Imagine the other 10 plinths stuck together without the spaces between them – that is the desk. A clear-handled, wide-edged brush; a small oriental slate ink stone and a block of ink to grind on that stone all wait on the desk.
On each of the square plinths stands a stack of white paper, the same size as the plinth in cross-section. One-thousand sheets make up each stack. Ten plinths, 1000 sheets each – 10,000 sheets awaiting S’s.
As calligrapher Owen Williams points out at his artist talk, the combined height of paper and plinth equals exactly five widths of paper.
These kinds of obsessively mannered spacing decisions are often an important precursor to the art or fine craft of calligraphy.
But these are only the initial pencil lines on the page.
The real content of S: 10 000 Variations, is the performance of writing. The gallery is both page and stage.
Each day, Williams will be taking the pages off the plinths and writing S’s, one per page. Non-calligraphic viewers might not know that an S is a kind of choreography of three gestures with prescribed shapes and directions.
Williams will vary these gestures as he explores the S.
Williams is interested in “gesture as a mode of communication” and calls calligraphy “the art of gesture.”
Letterforms are conventionalized in order to communicate clearly to their readers, but they’re a subset of all human gestures, which “communicate enormously and often have conventionalized meaning”.
Consider the handshake, the hug, flipping the bird – three conventionalized gestures that carry unmistakable and often unambiguous messages.
As Williams writes, he will muse on the relationship of his gesture, to the mark being made. “The show is about me writing,” he says, when viewers suggest they’d like to see the S’s he makes posted somehow on the walls.
At the end of each day, he ties up his day’s work, with string, and returns the bundle to the plinth.

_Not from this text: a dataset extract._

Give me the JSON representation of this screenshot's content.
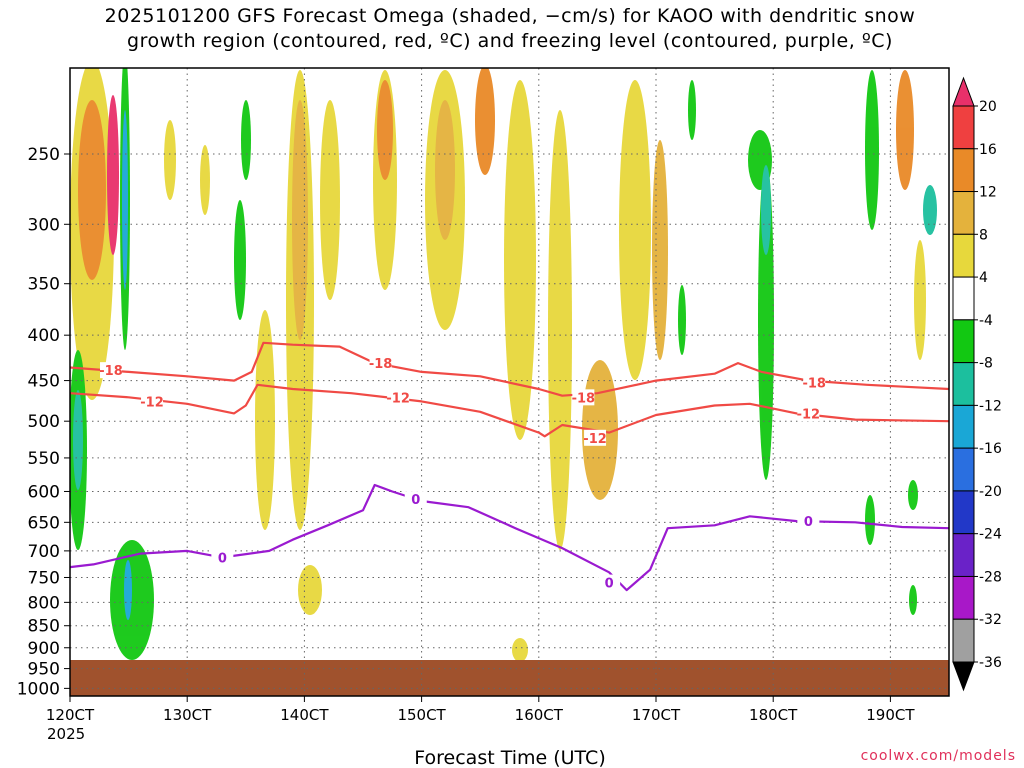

Williams observes that he has “hijacked” the Yukon Arts Centre and its contemporary art context toward his own interests in calligraphy, which has different preoccupations.
A selection of the texts, which inspire his ideas, lies open inside a glassed-in box at the entrance wall to his exhibition.
He calls it a “cabinet of curiosities,” aware that the obsessive questions of Classical vs. Romantic aesthetics and the democratic connotations of sans serif typeface represent an “alien culture” to most viewers.
(Although most of us write at least one S a day, we don’t think about it that much.)
This is important: Williams is not demonstrating. He is performing.
The Yukon has a strong culture of artist demonstrations. There are few places in Canada with as many opportunities for artists to do their work in public, connecting and talking with the public.
But in this show, Williams is performing.
While he writes, he will not speak – no more than a dancer would. The gesture of writing is itself the content, not an illustration to an explanation of his practice.
Each day Williams will post a running total of the number of S’s he has written – the “variations to date” – on ArtsNet. He will keep going until he’s done 10,000, or until he flies to Vancouver on Feb. 19.
The overall installation will remain in place until March 15, hopefully with 10 bundles of 1,000 S,s … each topping each of the 10 plinths.
Little black drops of ink dot the “desk” when I arrive at noon on Friday. The wet brush lies clean on the ink stone when I arrive on Saturday at about 4:30.
Williams works tidily. Sadly, I missed seeing him actually write both days.
To see him write, time your visit between 1:30 and 3:30.
However, the voluble calligrapher will fountain aesthetic theories if you catch him before he starts or after he washes his brush for the day. At the latter end of the day, odds are good you’ll get to see the ink drying on some of that day’s variations on the letter S.